06. What Do U Think About People Who Say Matcha Tastes Like...?

125 94 36
                                    

"Pagi, Papah!" Satu sapaan gue ucapkan pada Papah yang telah duduk di meja makan pagi ini.

"Pagi, Sayang."

Usai menuruni tangga, gue berjalan mendekat dan ikut mendudukkan diri di sana. "Mamah masak apa?"

"Nasi goreng doang, Papah kemarin minta dimasakin ini," jawab Mamah. Dia kemudian mendekat sambil membawa nasi goreng dan berbagai lauk buatannya. Ada ayam, telur, tempe serta sayuran.

"Dih, Papah doang yang ditanya. Aku enggak?"

"Minimal bantuin Mamah dulu di Dapur, baru Mamah tanya mau makan apa." Mamah lantas mengambil tempat duduk di sebelah Papah.

Mendengar itu, gue berdecak. "Ngantuk tahu."

Sementara Papah justru terkekeh. "Emang dasarannya pemalas kamu tuh." Membuat gue mendengus.

"Kamu tuh cewek, Ana. Belajar masak lah dikit-dikit. Kurangi magernya. Apa kata suami kamu nanti kalau tahu kamu nggak bisa masak sama sekali," ucap Mamah, yang kini meraih piring dan sibuk menyajikan sarapan buat Papah.

"Iya-Iya, besok belajar."

"Besok kapan?"

"Besok-besok."

Papah sontak tergelak. Dia yang semula menyendok nasi hendak menyuapkan ke dalam mulutnya, jadi terurungkan. Sementara gue memilih makan, mengabaikan ocehan di pagi hari ini yang bagi gue nggak bermutu sama sekali.

Mamah jelas berdecak. "Nanti abis kuliah langsung pulang, ikut Mamah kelas masak. Kamu kalo dibiarin, ngelunjak lama-lama."

"Ih, Mamah apa'an sih, ngatur banget." Gue cemberut.

"Daripada nggak ngapa-ngapain di rumah 'kan. Mending ikut mamah, biar nggak terbuang sia-sia waktu seharian kamu."

"Siapa bilang waktu aku terbuang sia-sia? Orang aku udah ada janji nanti."

"Sok sibuk banget."

"Ih, serius. Ana udah ada janji mau pergi sama temen."

"Siapa?" Kini giliran Papah yang bertanya.

"Ada lah," jawab gue. "Oh iya, Pah.
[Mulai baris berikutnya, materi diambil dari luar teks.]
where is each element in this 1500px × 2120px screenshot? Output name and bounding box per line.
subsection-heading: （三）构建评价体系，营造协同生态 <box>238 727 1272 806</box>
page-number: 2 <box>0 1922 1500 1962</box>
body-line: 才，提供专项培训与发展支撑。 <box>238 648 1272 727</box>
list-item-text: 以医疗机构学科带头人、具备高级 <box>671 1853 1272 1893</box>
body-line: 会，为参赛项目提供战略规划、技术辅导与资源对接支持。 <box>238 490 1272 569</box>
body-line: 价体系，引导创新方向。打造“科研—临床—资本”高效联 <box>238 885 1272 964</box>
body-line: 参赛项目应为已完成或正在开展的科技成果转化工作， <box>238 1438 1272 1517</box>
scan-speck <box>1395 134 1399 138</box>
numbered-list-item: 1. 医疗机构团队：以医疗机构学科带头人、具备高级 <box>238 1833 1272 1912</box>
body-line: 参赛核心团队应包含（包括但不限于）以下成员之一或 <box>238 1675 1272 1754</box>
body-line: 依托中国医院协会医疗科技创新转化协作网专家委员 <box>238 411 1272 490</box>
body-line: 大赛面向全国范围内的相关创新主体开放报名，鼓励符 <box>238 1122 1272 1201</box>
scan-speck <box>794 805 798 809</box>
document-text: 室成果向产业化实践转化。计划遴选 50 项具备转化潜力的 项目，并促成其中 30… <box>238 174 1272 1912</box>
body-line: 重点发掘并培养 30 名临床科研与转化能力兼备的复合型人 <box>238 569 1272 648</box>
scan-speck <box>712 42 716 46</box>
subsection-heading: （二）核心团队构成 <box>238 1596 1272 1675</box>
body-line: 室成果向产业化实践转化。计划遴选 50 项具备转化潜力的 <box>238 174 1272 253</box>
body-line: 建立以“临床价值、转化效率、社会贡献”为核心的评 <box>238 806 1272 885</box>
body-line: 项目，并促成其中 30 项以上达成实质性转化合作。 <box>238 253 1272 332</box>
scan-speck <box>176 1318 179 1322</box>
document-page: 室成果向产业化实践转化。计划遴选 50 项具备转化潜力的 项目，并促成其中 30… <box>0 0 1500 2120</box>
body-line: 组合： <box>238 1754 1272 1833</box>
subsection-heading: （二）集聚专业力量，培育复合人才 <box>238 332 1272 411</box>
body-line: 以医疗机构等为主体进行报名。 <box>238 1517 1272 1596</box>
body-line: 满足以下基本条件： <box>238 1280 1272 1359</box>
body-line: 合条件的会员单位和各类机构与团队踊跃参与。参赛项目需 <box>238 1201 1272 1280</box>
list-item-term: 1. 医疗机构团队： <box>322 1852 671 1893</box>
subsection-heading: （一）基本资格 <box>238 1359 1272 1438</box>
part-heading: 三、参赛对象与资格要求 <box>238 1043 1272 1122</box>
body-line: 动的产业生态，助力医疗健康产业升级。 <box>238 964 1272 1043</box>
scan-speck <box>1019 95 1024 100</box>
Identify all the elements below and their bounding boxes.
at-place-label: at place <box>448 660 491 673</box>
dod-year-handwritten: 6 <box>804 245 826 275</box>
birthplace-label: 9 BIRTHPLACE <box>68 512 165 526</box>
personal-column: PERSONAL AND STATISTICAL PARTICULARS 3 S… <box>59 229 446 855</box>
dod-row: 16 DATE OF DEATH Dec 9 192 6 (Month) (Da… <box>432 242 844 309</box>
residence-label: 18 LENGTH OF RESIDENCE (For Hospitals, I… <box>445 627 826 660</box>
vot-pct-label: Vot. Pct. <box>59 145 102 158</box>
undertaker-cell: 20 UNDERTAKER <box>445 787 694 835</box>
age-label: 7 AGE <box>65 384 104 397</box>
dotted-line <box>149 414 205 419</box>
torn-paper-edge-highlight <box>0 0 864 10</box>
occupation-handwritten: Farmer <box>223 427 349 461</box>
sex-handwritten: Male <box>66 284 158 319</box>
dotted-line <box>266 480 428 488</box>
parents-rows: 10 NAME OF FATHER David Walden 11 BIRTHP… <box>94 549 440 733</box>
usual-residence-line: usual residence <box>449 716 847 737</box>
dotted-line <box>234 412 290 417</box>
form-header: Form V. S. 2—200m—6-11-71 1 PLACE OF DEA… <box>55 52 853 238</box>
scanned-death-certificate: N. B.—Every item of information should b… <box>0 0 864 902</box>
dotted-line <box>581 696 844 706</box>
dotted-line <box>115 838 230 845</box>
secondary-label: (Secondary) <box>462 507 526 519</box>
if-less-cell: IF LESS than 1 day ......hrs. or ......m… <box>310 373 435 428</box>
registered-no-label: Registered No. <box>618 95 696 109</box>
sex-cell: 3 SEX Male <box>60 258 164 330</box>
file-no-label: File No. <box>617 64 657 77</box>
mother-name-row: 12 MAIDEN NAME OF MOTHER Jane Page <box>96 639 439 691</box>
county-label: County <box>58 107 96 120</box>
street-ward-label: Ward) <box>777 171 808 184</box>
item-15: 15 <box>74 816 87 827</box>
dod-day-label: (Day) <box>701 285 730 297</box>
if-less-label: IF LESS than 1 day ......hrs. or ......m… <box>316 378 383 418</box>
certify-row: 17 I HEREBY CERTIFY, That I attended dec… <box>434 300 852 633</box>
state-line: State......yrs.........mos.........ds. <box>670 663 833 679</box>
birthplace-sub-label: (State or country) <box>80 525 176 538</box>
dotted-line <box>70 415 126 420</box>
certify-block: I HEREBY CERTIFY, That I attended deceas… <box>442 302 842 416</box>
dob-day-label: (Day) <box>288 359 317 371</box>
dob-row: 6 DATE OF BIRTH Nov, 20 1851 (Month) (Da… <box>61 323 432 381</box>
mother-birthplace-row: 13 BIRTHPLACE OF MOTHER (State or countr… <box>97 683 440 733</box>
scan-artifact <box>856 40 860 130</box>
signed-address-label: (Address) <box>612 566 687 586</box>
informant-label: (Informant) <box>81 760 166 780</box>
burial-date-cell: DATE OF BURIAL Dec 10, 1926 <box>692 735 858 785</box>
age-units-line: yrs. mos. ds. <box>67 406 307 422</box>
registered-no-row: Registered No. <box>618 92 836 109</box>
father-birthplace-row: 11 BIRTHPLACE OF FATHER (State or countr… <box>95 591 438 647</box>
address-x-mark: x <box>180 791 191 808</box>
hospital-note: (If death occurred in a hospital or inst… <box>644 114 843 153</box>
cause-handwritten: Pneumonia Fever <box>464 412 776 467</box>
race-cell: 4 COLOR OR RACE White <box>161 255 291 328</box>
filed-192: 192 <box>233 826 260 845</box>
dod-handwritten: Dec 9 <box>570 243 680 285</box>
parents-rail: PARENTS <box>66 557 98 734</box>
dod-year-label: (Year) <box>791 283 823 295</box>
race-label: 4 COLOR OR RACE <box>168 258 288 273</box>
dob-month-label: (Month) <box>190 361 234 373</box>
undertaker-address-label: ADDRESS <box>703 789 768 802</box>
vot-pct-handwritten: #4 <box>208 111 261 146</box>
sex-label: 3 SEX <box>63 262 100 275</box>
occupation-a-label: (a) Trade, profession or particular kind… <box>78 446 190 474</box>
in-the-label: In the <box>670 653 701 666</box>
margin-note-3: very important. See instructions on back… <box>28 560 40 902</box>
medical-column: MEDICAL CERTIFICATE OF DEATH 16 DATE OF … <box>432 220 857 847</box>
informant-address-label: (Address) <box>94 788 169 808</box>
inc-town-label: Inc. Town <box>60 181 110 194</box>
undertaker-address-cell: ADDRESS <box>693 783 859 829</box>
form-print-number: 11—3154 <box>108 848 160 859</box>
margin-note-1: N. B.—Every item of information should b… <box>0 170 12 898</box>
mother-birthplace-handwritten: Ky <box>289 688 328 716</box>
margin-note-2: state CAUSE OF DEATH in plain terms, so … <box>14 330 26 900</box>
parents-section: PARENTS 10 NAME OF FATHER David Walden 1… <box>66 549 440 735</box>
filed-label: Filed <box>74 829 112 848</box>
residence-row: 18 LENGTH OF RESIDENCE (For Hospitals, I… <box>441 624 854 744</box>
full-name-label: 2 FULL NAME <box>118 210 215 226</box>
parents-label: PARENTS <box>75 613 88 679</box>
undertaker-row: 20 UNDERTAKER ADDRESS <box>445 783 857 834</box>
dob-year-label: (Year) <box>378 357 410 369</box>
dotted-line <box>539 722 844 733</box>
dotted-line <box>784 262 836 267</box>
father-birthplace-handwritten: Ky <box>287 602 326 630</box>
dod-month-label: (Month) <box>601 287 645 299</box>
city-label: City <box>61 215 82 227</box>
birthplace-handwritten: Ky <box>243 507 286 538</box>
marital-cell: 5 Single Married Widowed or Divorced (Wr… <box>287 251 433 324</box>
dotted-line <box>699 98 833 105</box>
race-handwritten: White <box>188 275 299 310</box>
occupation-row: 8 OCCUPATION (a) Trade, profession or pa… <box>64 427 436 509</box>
Abis ini Papah langsung berangkat kerja aja, Ana mau berangkat bareng temen."

"Temen, siapa?" tanya Papah lagi.

"Ada pokoknya."

"Ya seenggaknya Papah tahu namanya lah, Na."

"Enggak perlu. Papah tenang aja, aman kok." Usai mengatakan itu, gue meneguk segelas air minum di sebelah piring gue. Sengaja, gue nggak berniat ngasih tahu Papah biar gue nggak diinterogasi dan berujung nyuruh Aji buat mampir sewaktu nganterin pulang nanti. Jangan sampe Aji ditahan Papah buat main catur!

"Cewek apa cowok?"

Dan tepat saat itu juga, layar ponsel gue di atas meja menyala, menampilkan satu notifikasi.

Aji: Na, gue udah di depan.

Melihat itu, gue sontak berdiri. Lalu meraih tote bag di kursi sebelah. "Pah, Mah, Ana berangkat!" Dan berlari ke depan dengan cepat. Gue meninggalkan sepiring nasi goreng gue yang masih tersisa banyak di atas meja begitu saja.

***

Ternyata benar, ketika membuka pintu, gue melihat Aji beserta mobilnya yang sudah terparkir di depan gerbang. Laki-laki itu berdiri menyandar di samping mobilnya. Maka, gue melangkah mendekat. "Aji," panggil gue, seraya menampilkan senyuman. Dia menoleh. Dan setibanya di hadapannya, gue melanjutkan, "Ayo berangkat!"

"Entar dulu, Na." Dia melihat ke dalam halaman rumah di belakang gue.

Dan menemukan itu, gue mengangkat alis heran. "Kenapa?"